L’annonce de la suppression de 59 emplois chez ELM Leblanc à l’horizon 2022, sur les deux sites de production de Drancy et de Saint Thegonnec, par la direction du groupe Bosch France, essentiellement sur des postes de production, de services de support et de R&D, a provoqué la colère de la CFE-CGC. Colère d’autant plus vive que la direction envisage ces suppressions de postes (soit près de 10 % de l’effectif global des deux sites) uniquement en départs « naturels », sans aucune intention de les accompagner socialement, avec la seule motivation d’adapter l’outil industriel dans la durée et gagner en compétitivité et en rentabilité.
 

Cette stratégie n’est tout simplement pas possible, sans que cela ne passe par une « casse sociale ». Dubitative sur cette annonce, la CFE-CGC a demandé une étude de la pyramide des âges des salariés des sites concernés entre le 11 février et le 11 mars (date du dernier CSE-C), afin de pouvoir comprendre les motivations de la direction.
 

Nous poussons un « coup de gueule » et dénonçons les arbitrages d’une stratégie permettant inéluctablement au groupe Bosch de se séparer de ses outils de production, par le biais d’une même méthode appliquée à nombre de sites, dont celui de Rodez. Même si l’entreprise semble vouloir garantir 500 emplois entre 2025 et 2027 quelle que soit l’évolution du diesel et sans aucune fermeture annoncée à terme, le périmètre industriel sera adapté. C’est bien là où le bât blesse. La suppression de 700 emplois en quatre ans, sans mesure contrainte, paraît impossible.

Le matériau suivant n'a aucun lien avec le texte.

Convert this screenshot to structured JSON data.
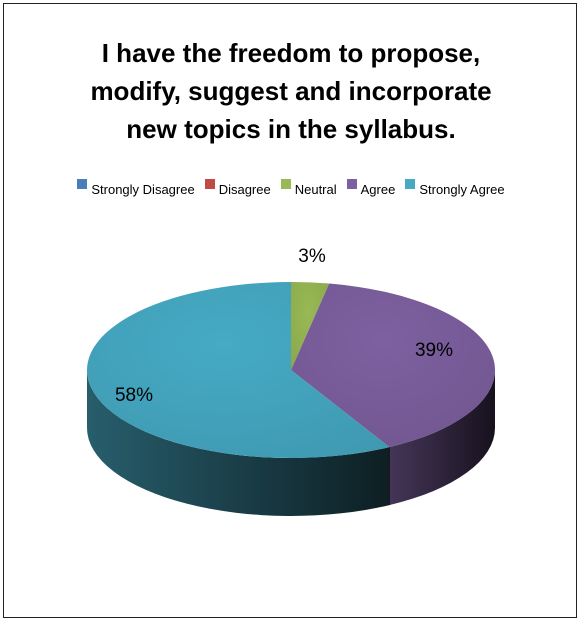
{
  "chart_data": {
    "type": "pie",
    "title": [
      "I have the freedom to propose,",
      "modify, suggest and incorporate",
      "new topics in the syllabus."
    ],
    "categories": [
      "Strongly Disagree",
      "Disagree",
      "Neutral",
      "Agree",
      "Strongly Agree"
    ],
    "values": [
      0,
      0,
      3,
      39,
      58
    ],
    "labels": [
      "",
      "",
      "3%",
      "39%",
      "58%"
    ],
    "colors": [
      "#4a7ebb",
      "#be4b48",
      "#98b954",
      "#7d60a0",
      "#46aac5"
    ],
    "legend_position": "top",
    "style": "3d"
  }
}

La CFE-CGC exhorte la direction à ouvrir des négociations sur les mesures d’accompagnement sans tarder, pour pouvoir répondre aux situations individuelles des salariés concernés, et demande le développement de produits d’avenir permettant d’accompagner la transition énergétique dans les deux usines, produits sans lesquels la pérennité des usines ne saurait être préservée. Où est la responsabilité sociétale de l’entreprise dans ce nouveau plan stratégique ?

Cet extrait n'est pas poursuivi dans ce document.